Au Maroc aussi, la contestation populaire va croissant


de : chergui
vendredi 10 juin 2011 (14h20)

4 commentaires

Le Maroc, ses palmeraies rafraîchissantes, ses ryads luxueux... et l’omerta des médias sur sa réalité sociale, économique et politique. Initiées par «le Mouvement du 20 février" des manifestations ont lieu dans la plupart des grandes villes du royaume chérifien et sont réprimées par les forces de l’ordre. Silence radio en France, seul Internet véhicule l’information.

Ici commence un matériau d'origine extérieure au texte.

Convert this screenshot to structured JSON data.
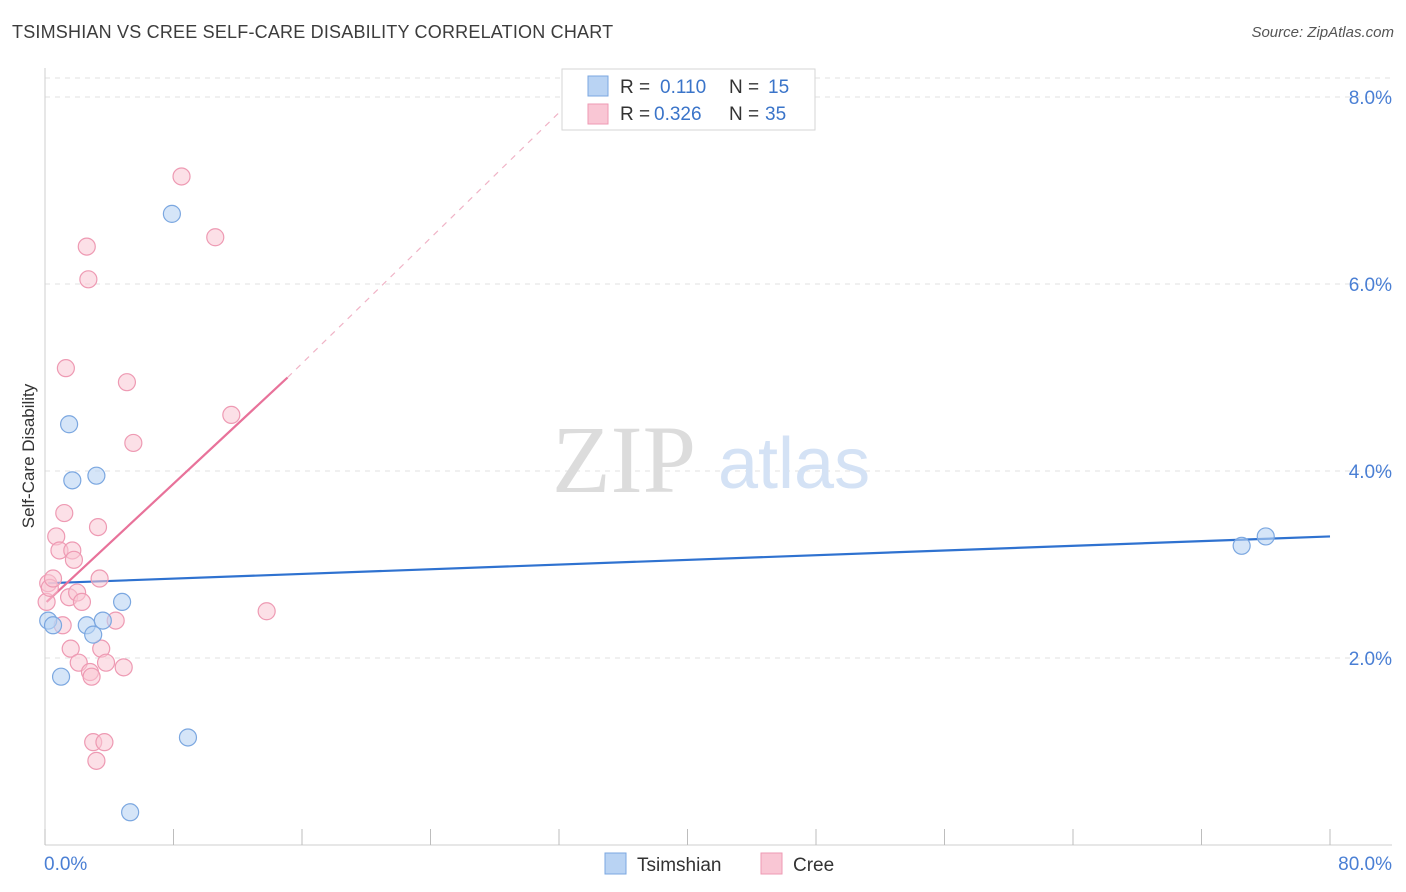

Les revendications rejoignent celles des autres peuples du monde arabe en révolte : du travail, pour les jeunes notamment, la fin de la corruption - à Marrakech, sur le mur d’un bâtiment officiel boulevard Mohammed-VI, une pancarte proclame : "Une commune citoyenne, une commune sans corruption". Du jamais vu jusqu’ici dans la Mecque du tourisme marocain - un rééquilibrage du pouvoir entre le roi qui régnerait et un gouvernement qui gouvernerait. Alors que la commission nommée en mars par Mohammed VI après les premiers mouvements doit rendre ses conclusions le mois prochain, la tension monte entre manifestants et forces de l’ordre depuis l’attentat à l’hôtel Argana de Marrakech, le 28 avril dernier.

A la frontière

La pression populaire ne se limite pas à Rabat, Casablanca, Agadir, Fès ou Marrakech. Dans le sud marocain, le village de M’hamid (8 000 habitants), 250 km au sud de Ouarzazate, là où le bitume cède la place à la piste sableuse, connaît aussi la contestation depuis le 26 avril. Ce jour-là, une quarantaine de Marocains - diplômés sans perspective de travail mais aussi des anciens et des femmes - ont rendu au gouverneur leur carte d’identité nationale, symbole s’il en est des droits et devoirs d’un citoyen, et pris le chemin du Sahara, direction la région de Zaair, 30 km au sud de M’hamid, tout près de la frontière maroco-algérienne. Depuis, chaque soir, une partie de la population arpente la seule rue principale du village, du bout de la route à la résidence du gouverneur, en signe de soutien au «groupe du désert». Le 13 mai, les militaires retraités ont eux aussi protesté contre la non-augmentation de leur maigre solde. Echaudée par les promesses passées non tenues, la population de M’hamid, paupérisée depuis 40 ans - depuis la construction du barrage de Ouarzazate qui a asséché cette région qui borde le Draa, jusqu’alors prospère grâce à son oasis - réclame aujourd’hui des mesures urgentes et concrètes pour arrêter "la politique de marginalisation" de la région. Le village n’a, par exemple, pas de médecin, seulement un infirmier ; l’eau potable est coupée plusieurs heures par jour...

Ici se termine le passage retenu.